Kyle Bickley
- Born: 27 February 2002 (age 24) Whitehaven, Cumbria, England
- Nationality: British (English)

Career history
- 2018: Workington Comets
- 2019: Belle Vue Colts
- 2019: Glasgow Tigers
- 2021–2022: Berwick Bandits
- 2021: Sheffield Tigers
- 2022: Redcar Bears
- 2023: Edinburgh Monarchs

Team honours
- 2018: League & Knockout Cup

= Kyle Bickley =

British speedway rider

Kyle Bickley (born 27 February 2002) is a speedway rider from England.

== Speedway career ==
Bickley has ridden in the top two tiers of British Speedway. During his debut season in 2018, he rode for Workington Comets, where he won the league and cup double. He captained the Belle Vue Colts during the 2019 National Development League speedway season and rode for Glasgow Tigers in the SGB Championship 2019.
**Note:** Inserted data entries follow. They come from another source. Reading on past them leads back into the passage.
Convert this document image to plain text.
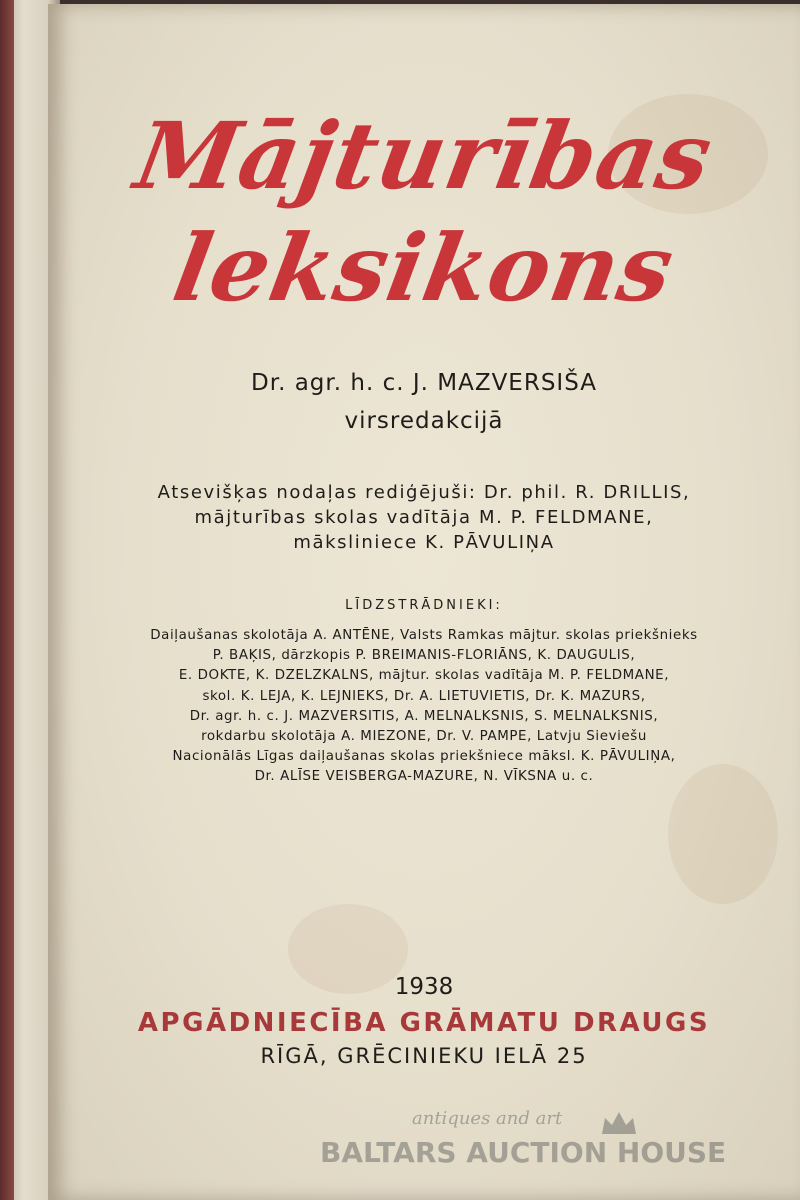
Mājturības
leksikons
Dr. agr. h. c. J. MAZVERSIŠA
virsredakcijā
Atsevišķas nodaļas rediģējuši: Dr. phil. R. DRILLIS,
mājturības skolas vadītāja M. P. FELDMANE,
māksliniece K. PĀVULIŅA
LĪDZSTRĀDNIEKI:
Daiļaušanas skolotāja A. ANTĒNE, Valsts Ramkas mājtur. skolas priekšnieks
P. BAĶIS, dārzkopis P. BREIMANIS-FLORIĀNS, K. DAUGULIS,
E. DOKTE, K. DZELZKALNS, mājtur. skolas vadītāja M. P. FELDMANE,
skol. K. LEJA, K. LEJNIEKS, Dr. A. LIETUVIETIS, Dr. K. MAZURS,
Dr. agr. h. c. J. MAZVERSITIS, A. MELNALKSNIS, S. MELNALKSNIS,
rokdarbu skolotāja A. MIEZONE, Dr. V. PAMPE, Latvju Sieviešu
Nacionālās Līgas daiļaušanas skolas priekšniece māksl. K. PĀVULIŅA,
Dr. ALĪSE VEISBERGA-MAZURE, N. VĪKSNA u. c.
1938
APGĀDNIECĪBA GRĀMATU DRAUGS
RĪGĀ, GRĒCINIEKU IELĀ 25
antiques and art
BALTARS AUCTION HOUSE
In 2021, Bickley signed for the Berwick Bandits in the SGB Championship. In the SGB Championship 2022, he initially rode for Berwick before joining Newcastle Diamonds but following their collapse he moved to Redcar Bears. He also rode for Berwick Bullets during the 2022 National Development League speedway season.

In 2023, Bickley signed for Edinburgh Monarchs for the SGB Championship 2023 and would also captain their junior side in the NDL. He was later dropped by the first team.